The three movements of A Summerfield Set (1988) completed the concert program and for this Sarah Cahill returned to the piano. The opening movement, while rapidly paced and full of repeating phrases, was open and sunny. A slower stretch provided some introspective contrast before returning to a recap of the active opening. The slower second movement was a bit more pensive and uncertain, and there was an echo of Harrison’s 12 tone influences. A nicely balanced melody and counterpoint – expertly played by Ms. Cahill – rounded out this movement. The final movement was faster and brighter – like a breezy day on a sunny beach or like a day of vacation in the country.
A Summerfield Set dates from later in Harrison’s career and is almost conventional in its optimistic sensibility. This made a nice bookend to the earlier works heard, providing an enlightening overview of Harrison’s long career.
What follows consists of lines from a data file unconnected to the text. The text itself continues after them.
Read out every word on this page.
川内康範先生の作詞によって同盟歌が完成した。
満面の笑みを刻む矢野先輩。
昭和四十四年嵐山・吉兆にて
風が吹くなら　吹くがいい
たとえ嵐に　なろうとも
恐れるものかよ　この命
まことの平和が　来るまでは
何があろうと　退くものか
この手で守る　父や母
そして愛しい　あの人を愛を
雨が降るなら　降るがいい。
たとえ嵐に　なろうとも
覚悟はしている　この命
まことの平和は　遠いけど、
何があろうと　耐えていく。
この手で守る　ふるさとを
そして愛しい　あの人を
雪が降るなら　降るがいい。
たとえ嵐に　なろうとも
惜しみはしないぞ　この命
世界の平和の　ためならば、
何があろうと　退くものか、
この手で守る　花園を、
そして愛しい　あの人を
Ms. Cahill and the Varied Trio were greeted with enthusiastic and extended applause at the conclusion of the program. Hearing the music of Lou Harrison invariably leaves you wanting to hear more – and the performances in this centennial concert powerfully confirmed his greatness.
Sarah Cahill continues her extended tour and is scheduled to perform Harrison’s music in New York, Boston, The Bay Area, Cleveland, and Hawaii.
MicroFest continues the tribute to Lou Harrison with events at UCLA on April 21, Harvey Mudd College on April 23, Boston Court on May 12 and at the Harrison House in Joshua Tree on May 14.